Il l'avait un peu oubliée dans la joie des retrouvailles. A cet instant pourtant, l'image lui revenait. Il s'attendait à une réponse simple et elle le fut. Aussi ne comprit-il pas pourquoi à sa question le visage de Renaud se ferma :

- La foudre l'a frappée ! dit-il.

- La foudre ? Et le reste du château est resté intact ? C'est à peine croyable !

- Nous en parlerons plus tard… et plus à loisir ! Tu dois être las ! Et messire Pierre pareillement…

Celui-ci se mit à rire :

- Il y a bien longtemps que l'on ne m'a appelé ainsi ! Cela réveille les souvenirs…

En aidant son père à gravir les marches menant à l'étage, Olivier pensa que pour la première fois depuis plus longtemps encore, il allait dormir sous le même toit que des femmes, mais il n'en sentit pas le trouble. Le Temple, ses rites sévères, ses exigences allègrement supportées quand la vie des armes équilibrait la balance, s'éloignait peu à peu dans les brumes du temps. Or non seulement il n'en souffrait plus, mais lui venait un étrange sentiment de liberté joint à quelque chose qui ressemblait à l'espérance. Devait-il voir dans la présence des enfants de Mathieu un signe de Dieu… ou une nouvelle forme de tentation plus cruelle que les autres ? Et ce soir-là, avant de s'endormir, il pria longuement afin d'obtenir la lumière. Du coup il dormit mal et, le matin venu, il se rendit à la chapelle pour la messe basse de l'aube que le père Anselme disait toujours pour lui-même et pour ceux du château, maîtres ou serviteurs, qui en éprouvaient le besoin. Avant de faire profession, Olivier y était allé souvent et, souvent aussi il y avait vu sa mère. Cette fois, en entrant dans le sanctuaire éclairé par deux gros cierges de cire jaune, leur reflet posé sur une tête blonde à demi cachée sous un voile blanc attira son regard… et il se retira. S'agenouiller auprès d'elle dans l'intimité de l'étroite nef serait un instant de pur bonheur auquel il ne se reconnaissait pas le droit.
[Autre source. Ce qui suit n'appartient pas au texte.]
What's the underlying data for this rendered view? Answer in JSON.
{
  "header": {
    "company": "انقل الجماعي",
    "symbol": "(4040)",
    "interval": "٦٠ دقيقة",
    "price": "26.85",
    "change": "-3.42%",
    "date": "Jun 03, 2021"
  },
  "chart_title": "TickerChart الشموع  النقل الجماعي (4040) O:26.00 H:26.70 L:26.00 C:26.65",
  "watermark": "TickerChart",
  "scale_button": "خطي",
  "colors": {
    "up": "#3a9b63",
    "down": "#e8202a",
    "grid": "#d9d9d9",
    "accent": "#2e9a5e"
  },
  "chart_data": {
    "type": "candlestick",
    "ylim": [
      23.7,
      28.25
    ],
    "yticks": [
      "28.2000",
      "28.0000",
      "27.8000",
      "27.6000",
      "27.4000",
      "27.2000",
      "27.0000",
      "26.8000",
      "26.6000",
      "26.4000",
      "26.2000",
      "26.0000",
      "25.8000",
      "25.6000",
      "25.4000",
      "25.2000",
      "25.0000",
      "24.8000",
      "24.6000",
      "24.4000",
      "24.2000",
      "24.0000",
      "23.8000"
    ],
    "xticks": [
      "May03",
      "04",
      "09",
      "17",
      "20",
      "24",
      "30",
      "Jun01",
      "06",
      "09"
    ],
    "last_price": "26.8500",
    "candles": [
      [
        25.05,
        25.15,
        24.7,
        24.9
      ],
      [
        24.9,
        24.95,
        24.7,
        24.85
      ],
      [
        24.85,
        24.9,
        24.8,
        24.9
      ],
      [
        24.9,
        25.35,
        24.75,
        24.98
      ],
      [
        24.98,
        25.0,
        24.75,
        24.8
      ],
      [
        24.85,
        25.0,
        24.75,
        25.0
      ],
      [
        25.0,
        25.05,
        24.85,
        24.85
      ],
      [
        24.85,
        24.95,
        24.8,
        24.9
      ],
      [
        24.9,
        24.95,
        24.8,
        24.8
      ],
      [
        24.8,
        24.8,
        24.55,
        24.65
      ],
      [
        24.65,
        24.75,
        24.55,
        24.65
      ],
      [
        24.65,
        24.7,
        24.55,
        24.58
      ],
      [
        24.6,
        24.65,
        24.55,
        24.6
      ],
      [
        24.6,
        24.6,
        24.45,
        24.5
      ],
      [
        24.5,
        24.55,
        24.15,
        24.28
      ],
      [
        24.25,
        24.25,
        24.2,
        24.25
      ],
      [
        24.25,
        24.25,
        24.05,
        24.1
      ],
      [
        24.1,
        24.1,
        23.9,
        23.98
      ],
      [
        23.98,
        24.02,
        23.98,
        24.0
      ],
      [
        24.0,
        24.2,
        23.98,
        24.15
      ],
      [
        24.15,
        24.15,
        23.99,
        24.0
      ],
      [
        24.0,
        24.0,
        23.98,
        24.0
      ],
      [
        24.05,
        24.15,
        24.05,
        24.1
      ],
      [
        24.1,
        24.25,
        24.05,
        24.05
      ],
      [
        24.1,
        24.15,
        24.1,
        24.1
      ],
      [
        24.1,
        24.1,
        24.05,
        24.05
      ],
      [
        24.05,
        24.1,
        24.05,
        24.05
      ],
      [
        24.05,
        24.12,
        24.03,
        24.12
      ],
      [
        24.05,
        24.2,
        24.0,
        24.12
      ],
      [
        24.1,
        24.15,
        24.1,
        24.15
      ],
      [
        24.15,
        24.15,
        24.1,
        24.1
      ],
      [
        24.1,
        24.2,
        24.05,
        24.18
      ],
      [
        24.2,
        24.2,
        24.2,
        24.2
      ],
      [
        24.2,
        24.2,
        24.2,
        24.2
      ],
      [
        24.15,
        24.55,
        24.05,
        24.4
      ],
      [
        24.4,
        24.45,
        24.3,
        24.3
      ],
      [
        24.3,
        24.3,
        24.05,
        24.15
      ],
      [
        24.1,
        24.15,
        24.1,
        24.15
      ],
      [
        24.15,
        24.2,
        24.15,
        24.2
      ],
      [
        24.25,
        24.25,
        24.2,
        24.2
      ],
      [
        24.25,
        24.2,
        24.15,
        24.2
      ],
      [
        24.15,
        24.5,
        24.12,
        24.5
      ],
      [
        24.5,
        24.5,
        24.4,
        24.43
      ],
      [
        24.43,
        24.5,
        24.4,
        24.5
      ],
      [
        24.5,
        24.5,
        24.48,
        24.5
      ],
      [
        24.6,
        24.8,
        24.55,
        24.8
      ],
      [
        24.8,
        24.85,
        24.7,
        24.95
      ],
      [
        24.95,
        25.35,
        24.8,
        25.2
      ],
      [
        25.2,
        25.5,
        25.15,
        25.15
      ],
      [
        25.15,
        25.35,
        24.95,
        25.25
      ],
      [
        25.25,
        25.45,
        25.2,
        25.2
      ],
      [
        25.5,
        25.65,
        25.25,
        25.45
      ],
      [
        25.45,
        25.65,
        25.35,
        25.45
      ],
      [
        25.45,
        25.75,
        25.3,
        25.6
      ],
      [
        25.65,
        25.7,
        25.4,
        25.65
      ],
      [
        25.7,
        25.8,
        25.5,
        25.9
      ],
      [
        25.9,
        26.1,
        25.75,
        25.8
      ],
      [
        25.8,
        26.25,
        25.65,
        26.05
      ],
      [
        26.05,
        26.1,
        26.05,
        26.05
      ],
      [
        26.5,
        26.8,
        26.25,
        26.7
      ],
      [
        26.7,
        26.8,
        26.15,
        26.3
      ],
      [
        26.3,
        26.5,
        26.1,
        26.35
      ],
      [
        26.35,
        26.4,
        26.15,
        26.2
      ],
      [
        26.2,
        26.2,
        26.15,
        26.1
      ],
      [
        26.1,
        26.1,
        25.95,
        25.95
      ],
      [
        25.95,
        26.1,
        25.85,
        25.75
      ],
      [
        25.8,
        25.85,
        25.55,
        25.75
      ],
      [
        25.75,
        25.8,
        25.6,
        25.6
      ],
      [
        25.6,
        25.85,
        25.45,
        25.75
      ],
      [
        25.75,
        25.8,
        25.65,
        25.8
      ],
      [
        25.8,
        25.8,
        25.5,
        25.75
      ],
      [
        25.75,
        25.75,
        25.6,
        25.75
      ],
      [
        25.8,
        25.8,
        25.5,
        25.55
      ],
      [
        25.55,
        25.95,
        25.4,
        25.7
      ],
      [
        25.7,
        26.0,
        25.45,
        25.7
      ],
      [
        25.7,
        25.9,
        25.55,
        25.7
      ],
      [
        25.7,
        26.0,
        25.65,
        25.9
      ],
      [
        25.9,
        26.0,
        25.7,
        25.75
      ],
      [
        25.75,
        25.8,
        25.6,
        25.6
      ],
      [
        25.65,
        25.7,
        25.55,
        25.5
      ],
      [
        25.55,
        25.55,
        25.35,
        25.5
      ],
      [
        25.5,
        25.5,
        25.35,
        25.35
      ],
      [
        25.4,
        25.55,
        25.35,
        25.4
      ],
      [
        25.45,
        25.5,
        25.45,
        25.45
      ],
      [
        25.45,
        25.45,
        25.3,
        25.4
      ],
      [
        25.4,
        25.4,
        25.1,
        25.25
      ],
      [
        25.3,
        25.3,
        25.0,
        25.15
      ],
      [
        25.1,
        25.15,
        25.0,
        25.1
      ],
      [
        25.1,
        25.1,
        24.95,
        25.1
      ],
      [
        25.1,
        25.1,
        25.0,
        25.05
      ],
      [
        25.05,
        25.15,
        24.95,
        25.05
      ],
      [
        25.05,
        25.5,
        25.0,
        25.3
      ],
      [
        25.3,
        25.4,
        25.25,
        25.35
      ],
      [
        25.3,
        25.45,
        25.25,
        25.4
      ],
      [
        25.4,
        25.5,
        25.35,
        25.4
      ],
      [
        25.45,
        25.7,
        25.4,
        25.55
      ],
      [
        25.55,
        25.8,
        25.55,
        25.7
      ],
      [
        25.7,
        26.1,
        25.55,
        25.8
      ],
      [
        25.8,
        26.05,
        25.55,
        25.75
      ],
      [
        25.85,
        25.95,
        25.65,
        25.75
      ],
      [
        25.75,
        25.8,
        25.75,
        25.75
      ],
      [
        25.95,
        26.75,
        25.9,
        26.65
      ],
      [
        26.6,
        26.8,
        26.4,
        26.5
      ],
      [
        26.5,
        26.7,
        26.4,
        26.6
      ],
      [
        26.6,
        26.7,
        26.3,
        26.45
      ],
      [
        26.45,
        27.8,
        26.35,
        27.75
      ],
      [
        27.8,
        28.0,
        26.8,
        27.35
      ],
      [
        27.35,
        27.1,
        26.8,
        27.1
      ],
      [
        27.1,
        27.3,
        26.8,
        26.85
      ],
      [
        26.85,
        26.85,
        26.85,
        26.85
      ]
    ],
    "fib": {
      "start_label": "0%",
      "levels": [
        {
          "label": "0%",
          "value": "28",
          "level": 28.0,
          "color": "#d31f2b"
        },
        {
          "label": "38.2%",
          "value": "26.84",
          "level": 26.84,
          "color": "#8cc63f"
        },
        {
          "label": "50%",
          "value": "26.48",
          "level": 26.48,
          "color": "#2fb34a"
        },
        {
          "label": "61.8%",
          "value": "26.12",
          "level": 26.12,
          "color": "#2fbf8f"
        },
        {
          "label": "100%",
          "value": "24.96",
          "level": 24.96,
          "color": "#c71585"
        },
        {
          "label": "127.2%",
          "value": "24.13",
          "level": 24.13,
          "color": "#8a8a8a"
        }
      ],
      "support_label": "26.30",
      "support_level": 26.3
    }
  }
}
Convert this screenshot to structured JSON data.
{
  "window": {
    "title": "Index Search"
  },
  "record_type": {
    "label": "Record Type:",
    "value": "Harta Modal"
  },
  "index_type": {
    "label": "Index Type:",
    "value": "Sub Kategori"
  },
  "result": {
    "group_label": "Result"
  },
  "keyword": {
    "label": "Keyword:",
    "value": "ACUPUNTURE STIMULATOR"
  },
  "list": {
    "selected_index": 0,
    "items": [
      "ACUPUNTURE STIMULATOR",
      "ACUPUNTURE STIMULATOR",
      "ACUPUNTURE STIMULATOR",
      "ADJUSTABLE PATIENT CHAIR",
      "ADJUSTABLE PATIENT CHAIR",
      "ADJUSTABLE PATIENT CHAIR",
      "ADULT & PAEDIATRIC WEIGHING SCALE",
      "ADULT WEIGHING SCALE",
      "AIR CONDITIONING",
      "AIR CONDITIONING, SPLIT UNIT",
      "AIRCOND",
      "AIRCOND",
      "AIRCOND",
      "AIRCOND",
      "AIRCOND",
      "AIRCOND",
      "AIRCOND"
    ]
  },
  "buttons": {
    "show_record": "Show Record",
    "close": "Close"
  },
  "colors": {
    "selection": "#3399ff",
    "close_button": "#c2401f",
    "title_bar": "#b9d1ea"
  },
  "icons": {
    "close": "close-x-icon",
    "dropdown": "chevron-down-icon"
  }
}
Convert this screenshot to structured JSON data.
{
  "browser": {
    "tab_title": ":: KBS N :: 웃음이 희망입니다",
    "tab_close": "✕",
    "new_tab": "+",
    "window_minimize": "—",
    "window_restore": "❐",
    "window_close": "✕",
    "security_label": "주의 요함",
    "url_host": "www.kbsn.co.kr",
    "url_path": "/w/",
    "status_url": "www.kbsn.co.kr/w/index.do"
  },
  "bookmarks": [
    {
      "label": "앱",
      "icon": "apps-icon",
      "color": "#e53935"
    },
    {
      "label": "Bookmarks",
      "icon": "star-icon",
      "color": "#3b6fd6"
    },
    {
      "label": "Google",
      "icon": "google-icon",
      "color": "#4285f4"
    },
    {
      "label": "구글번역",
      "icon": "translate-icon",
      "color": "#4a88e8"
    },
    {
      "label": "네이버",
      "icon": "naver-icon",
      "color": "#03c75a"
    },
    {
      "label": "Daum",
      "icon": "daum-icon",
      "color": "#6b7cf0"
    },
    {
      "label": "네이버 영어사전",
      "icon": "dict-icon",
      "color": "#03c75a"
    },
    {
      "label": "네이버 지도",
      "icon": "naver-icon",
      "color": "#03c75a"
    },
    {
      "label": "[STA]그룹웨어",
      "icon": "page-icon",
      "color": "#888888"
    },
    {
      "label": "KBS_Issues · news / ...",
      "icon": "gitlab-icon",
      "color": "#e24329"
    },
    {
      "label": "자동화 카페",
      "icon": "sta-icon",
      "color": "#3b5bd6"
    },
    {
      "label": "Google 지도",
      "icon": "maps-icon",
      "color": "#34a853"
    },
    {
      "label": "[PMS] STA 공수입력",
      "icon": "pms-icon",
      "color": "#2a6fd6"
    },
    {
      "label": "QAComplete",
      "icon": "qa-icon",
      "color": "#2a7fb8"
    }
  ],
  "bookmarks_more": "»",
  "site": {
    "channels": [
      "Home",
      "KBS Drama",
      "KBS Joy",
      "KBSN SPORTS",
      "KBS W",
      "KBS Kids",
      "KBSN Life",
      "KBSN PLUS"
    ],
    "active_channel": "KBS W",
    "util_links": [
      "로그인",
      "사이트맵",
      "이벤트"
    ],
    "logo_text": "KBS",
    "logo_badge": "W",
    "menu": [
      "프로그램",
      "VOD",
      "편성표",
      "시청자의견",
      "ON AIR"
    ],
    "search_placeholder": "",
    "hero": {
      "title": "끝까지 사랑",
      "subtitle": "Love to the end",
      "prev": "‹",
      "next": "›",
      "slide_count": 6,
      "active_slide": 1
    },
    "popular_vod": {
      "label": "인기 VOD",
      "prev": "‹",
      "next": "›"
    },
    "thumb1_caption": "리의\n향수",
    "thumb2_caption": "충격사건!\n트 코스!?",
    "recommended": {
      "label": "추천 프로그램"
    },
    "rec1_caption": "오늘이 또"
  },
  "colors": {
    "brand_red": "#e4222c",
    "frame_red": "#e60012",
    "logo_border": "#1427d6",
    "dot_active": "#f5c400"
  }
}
Il traversa la cour où s'activaient déjà les palefreniers et les lavandières prêtes à descendre à la rivière. Tous le saluaient avec une gaieté qui lui fit chaud au cœur. Il leur répondait avec une courtoisie simple, heureux de se sentir à nouveau intégré dans cet univers. Tonin, le vieux maître de l'écurie, l'arrêta même au passage.

- C'est bonne chose, sire Olivier, de vous voir ici et tous nous en réjouissons. A moins que… ne vouliez repartir encore ? ajouta-t-il avec une vague inquiétude.

- Non, Tonin ! Je suis là pour rester, assister mon père et veiller à vous tous !

De contentement, l'homme jeta son bonnet en l'air, le rattrapa et en bâchant sa tête s'écria :

- Avec votre permission, je vais le dire aux autres ! Ça va leur faire une sacrée joie !

Et il rentra à l'écurie avant d'aller répandre la nouvelle.

Olivier cependant s'approchait de la tour foudroyée dont les moellons s'amoncelaient, sinistres, découvrant en partie la paroi de rocher qui l'étayait naguère encore. Le drame en effet ne devait pas être très ancien. Un pan de mur était encore debout et, plus étrange encore, la cheminée d'où partait le passage secret s'inscrivait toujours à la hauteur de l'étage, privée de son foyer mais pas de son manteau armorié dont le capuchon et le chambranle donnaient sur le vide.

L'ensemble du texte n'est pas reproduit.